HDF5 files are best understood as “file systems within a file.” Just as your computer has folders and files, an HDF5 file has Groups (folders) and Datasets (files). This hierarchical structure allows you to organize complex experimental data, metadata, and configuration settings into a single, self-describing package.
This vignette explains how to create, manage, and modify this
structure using h5lite.
The Hierarchical Model
HDF5 uses POSIX-style paths (like Linux or macOS) to identify
objects. The root of the file is /.
-
/: The Root Group -
/experiment_1: A Group (folder) -
/experiment_1/data: A Dataset (file) inside the group
Creating Groups
Implicit Creation (Recommended)
In most cases, you do not need to create groups manually. When you
write a dataset to a path like "data/experiment/run1",
h5lite automatically creates the parent groups
"data" and "data/experiment" if they do not
exist.
Explicit Creation
If you need to create an empty group structure (perhaps to add
attributes to it), you can use h5_create_group(). This
function works like mkdir -p: it creates all necessary
parent groups.
# Create a deep hierarchy
h5_create_group(file, "project_A/simulation/run_01")
# Verify
h5_str(file)
#> /
#> └── project_A/
#> └── simulation/
#> └── run_01/Using Lists as Groups
The most powerful way to organize data in h5lite is by
mapping R lists to HDF5 groups.
When you pass a named list to h5_write(),
h5lite recursively writes the list structure to the file. *
Named Lists become Groups. *
Atomic Vectors/Matrices inside the list become
Datasets.
This allows you to organize your entire data structure in R and save it to disk in one command.
# Define a complex structure in R
experiment_data <- list(
metadata = list(
id = I(101),
technician = I("Dr. Smith"),
timestamp = I("2023-10-27")
),
measurements = list(
raw = runif(10),
calibration = c(0.1, 0.9)
),
status = I("complete")
)
# Write the entire structure to a group named "exp_101"
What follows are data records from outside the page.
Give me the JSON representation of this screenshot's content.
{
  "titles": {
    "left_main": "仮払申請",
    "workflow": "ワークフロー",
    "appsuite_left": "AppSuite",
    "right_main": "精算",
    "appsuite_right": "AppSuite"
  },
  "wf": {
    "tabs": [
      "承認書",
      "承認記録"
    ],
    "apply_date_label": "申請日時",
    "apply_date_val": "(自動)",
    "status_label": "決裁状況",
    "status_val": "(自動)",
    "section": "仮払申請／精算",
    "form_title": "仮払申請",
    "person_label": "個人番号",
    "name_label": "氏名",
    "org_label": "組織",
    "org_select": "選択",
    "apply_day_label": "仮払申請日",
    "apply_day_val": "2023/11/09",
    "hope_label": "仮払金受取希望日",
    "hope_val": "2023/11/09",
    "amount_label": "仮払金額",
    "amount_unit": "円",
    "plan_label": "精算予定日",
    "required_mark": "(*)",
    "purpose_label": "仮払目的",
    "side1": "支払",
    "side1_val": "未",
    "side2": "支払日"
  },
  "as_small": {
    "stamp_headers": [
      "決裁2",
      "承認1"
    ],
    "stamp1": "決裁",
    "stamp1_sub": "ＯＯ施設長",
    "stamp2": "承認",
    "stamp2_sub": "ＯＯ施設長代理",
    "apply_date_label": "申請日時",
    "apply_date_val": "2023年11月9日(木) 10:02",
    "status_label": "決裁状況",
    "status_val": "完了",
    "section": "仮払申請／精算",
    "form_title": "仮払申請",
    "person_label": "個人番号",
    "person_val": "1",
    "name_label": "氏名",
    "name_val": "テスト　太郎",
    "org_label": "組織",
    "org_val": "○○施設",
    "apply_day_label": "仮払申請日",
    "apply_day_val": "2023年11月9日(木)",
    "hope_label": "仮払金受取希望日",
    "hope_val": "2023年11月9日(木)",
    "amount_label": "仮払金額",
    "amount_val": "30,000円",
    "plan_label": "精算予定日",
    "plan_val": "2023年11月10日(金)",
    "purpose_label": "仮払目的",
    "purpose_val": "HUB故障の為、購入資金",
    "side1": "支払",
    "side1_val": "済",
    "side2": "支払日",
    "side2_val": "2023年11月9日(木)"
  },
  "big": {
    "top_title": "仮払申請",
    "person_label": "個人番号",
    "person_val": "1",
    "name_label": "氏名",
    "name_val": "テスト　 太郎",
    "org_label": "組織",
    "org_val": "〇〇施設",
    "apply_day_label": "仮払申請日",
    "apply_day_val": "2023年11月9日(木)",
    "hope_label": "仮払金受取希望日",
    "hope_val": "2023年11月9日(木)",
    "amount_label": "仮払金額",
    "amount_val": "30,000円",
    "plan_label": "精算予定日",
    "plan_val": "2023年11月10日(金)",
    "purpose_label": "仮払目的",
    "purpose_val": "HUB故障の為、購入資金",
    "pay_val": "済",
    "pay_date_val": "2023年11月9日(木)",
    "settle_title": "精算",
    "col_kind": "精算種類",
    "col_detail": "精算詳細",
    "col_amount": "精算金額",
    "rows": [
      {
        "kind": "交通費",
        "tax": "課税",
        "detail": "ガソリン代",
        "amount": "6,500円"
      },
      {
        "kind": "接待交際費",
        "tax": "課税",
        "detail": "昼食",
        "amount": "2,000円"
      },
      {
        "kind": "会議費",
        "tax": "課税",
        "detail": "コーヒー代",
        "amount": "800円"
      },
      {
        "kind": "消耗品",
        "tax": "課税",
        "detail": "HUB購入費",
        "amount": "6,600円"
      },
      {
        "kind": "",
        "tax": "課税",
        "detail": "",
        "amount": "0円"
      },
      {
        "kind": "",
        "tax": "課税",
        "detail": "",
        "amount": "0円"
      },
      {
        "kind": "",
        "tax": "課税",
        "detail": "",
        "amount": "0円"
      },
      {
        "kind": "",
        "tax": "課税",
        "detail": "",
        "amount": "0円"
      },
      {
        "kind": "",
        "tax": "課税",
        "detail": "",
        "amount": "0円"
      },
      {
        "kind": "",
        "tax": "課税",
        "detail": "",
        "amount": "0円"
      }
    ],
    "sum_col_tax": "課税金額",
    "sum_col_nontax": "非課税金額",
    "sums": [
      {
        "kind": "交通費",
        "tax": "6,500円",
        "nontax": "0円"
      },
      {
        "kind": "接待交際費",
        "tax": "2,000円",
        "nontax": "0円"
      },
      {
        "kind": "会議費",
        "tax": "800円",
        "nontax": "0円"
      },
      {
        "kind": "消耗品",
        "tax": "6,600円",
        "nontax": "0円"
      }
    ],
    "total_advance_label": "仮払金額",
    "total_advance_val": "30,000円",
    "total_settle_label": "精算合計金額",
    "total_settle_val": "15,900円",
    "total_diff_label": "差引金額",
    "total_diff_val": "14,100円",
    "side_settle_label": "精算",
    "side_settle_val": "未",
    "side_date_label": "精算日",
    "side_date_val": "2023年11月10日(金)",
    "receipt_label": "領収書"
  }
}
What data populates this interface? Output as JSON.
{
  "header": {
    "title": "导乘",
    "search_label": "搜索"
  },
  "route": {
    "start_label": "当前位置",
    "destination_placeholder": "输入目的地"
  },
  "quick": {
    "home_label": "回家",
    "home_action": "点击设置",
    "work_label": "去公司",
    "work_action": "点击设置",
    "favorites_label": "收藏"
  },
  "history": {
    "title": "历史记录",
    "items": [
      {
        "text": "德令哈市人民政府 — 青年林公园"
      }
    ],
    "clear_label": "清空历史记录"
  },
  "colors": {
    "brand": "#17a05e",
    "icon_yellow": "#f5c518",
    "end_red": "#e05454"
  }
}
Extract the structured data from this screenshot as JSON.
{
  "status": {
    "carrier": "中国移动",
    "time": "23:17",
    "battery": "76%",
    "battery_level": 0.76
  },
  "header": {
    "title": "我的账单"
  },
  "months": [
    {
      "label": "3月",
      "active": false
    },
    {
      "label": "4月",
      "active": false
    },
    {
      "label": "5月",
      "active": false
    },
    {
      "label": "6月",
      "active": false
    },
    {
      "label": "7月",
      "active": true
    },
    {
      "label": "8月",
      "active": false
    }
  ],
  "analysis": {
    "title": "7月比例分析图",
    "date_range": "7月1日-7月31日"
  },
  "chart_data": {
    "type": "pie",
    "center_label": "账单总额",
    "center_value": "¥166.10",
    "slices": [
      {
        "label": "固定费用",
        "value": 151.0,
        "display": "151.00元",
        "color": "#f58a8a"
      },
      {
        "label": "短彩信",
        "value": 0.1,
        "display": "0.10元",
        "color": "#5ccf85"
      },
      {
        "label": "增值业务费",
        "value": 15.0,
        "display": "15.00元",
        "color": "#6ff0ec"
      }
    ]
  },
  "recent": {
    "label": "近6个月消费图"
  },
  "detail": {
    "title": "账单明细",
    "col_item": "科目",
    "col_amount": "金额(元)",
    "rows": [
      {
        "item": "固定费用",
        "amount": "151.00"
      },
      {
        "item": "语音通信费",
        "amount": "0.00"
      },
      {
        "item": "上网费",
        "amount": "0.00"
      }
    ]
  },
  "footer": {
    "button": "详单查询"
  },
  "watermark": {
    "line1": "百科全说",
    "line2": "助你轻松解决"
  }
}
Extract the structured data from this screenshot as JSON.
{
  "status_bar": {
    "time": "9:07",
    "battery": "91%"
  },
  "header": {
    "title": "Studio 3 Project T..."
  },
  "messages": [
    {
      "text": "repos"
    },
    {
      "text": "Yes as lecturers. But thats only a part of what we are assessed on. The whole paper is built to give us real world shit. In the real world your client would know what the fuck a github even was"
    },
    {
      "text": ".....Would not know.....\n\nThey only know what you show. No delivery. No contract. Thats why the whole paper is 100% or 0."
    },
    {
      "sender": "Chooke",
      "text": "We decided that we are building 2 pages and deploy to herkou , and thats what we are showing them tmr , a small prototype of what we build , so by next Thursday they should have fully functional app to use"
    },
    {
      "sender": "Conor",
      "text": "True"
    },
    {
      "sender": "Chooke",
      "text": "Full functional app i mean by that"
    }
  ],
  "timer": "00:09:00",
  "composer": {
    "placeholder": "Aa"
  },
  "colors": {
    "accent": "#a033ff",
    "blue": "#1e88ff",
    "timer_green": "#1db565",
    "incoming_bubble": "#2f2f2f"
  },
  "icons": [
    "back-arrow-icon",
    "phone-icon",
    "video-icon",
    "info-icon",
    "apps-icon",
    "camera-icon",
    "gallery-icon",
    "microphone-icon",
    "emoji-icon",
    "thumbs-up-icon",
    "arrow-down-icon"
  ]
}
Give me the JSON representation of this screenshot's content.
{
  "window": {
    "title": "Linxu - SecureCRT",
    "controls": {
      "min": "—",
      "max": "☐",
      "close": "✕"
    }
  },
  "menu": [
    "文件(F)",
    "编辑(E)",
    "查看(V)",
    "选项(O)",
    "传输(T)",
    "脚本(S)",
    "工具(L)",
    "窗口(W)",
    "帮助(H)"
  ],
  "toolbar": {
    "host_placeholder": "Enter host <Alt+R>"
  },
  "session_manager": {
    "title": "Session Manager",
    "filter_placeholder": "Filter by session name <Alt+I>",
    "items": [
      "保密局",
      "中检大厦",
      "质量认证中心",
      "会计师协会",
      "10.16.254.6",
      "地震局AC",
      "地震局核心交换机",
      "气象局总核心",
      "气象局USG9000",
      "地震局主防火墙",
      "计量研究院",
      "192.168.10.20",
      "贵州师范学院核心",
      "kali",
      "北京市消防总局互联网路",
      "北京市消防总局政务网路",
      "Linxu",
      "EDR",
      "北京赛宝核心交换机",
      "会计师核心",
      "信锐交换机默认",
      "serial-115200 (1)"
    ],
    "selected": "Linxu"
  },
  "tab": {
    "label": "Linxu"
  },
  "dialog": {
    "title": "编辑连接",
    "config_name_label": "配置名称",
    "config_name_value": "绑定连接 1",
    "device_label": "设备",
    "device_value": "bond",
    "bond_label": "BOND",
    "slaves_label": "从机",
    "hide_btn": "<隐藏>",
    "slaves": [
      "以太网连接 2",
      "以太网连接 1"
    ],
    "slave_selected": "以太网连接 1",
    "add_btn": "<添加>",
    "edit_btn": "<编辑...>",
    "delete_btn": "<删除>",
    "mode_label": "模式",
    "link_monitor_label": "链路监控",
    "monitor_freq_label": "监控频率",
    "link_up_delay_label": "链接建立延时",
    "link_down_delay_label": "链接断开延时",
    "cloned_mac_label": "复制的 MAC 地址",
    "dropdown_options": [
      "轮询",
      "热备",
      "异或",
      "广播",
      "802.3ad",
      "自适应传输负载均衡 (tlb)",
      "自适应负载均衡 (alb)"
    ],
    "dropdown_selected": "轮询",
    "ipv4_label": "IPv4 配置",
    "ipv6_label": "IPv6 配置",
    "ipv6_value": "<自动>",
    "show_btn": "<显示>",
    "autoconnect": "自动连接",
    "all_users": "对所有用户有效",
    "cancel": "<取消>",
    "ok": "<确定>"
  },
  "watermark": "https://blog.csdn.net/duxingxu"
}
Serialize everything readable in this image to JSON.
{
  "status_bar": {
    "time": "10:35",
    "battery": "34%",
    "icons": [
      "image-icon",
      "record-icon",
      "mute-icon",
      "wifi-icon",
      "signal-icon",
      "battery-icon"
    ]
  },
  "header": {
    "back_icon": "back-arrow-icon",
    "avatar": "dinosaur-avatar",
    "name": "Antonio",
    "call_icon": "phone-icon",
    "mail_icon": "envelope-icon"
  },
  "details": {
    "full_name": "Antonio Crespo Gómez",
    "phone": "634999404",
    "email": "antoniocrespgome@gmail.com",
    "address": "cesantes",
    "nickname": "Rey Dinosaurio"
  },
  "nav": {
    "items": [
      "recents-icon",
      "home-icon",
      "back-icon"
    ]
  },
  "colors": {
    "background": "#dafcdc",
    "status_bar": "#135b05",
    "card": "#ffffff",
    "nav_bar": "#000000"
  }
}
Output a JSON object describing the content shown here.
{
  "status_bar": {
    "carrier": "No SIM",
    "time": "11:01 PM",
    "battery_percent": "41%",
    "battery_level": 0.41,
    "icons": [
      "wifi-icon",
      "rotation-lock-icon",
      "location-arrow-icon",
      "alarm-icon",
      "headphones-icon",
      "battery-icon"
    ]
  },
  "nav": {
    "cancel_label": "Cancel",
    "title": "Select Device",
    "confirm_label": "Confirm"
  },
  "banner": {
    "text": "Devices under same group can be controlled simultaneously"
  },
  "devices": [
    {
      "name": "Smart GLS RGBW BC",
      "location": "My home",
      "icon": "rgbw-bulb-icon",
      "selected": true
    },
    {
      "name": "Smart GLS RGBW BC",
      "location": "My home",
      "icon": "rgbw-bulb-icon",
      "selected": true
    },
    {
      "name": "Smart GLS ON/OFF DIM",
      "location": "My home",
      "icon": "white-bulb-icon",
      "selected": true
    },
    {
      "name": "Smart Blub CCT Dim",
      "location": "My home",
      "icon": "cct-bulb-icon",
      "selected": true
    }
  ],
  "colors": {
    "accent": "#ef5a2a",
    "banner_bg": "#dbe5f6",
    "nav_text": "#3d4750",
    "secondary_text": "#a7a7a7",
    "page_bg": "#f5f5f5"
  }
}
h5_write(experiment_data, file, "exp_101")Inspecting Structure
You can visualize the organization of your file using
h5_ls() and h5_str().
-
h5_ls(): Returns a character vector of names. Useful for programmatic checks. -
h5_str(): Prints a tree diagram. Useful for interactive exploration.
# List all objects recursively
h5_ls(file, recursive = TRUE)
#> [1] "project_A" "project_A/simulation"
#> [3] "project_A/simulation/run_01" "exp_101"
#> [5] "exp_101/metadata" "exp_101/metadata/id"
#> [7] "exp_101/metadata/technician" "exp_101/metadata/timestamp"
#> [9] "exp_101/measurements" "exp_101/measurements/raw"
#> [11] "exp_101/measurements/calibration" "exp_101/status"
# Visualize the tree
h5_str(file)
#> /
#> ├── project_A/
#> │ └── simulation/
#> │ └── run_01/
#> └── exp_101/
#> ├── metadata/
#> │ ├── id <uint8 scalar>
#> │ ├── technician <utf8[9] scalar>
#> │ └── timestamp <utf8[10] scalar>
#> ├── measurements/
#> │ ├── raw <float64 × 10>
#> │ └── calibration <float64 × 2>
#> └── status <utf8[8] scalar>Moving and Renaming
Data organization often changes. You can rename objects or move them
to different groups using h5_move().
This operation is metadata-only, meaning it is extremely fast even for large datasets, as the data itself is not rewritten.
# Rename 'exp_101' to 'archive_101'
h5_move(file, "exp_101", "archive_101")
# Move 'project_A' inside 'archive_101'
h5_move(file, "project_A", "archive_101/project_A")
h5_ls(file)
#> [1] "archive_101"
#> [2] "archive_101/metadata"
#> [3] "archive_101/metadata/id"
#> [4] "archive_101/metadata/technician"
#> [5] "archive_101/metadata/timestamp"
#> [6] "archive_101/measurements"
#> [7] "archive_101/measurements/raw"
#> [8] "archive_101/measurements/calibration"
#> [9] "archive_101/status"
#> [10] "archive_101/project_A"
#> [11] "archive_101/project_A/simulation"
#> [12] "archive_101/project_A/simulation/run_01"Deleting Objects
You can remove groups or datasets using h5_delete().
- Deleting a dataset removes the data.
- Deleting a group removes the group and all of its children (recursively).
- The file size does not change, but the freed space can be reused.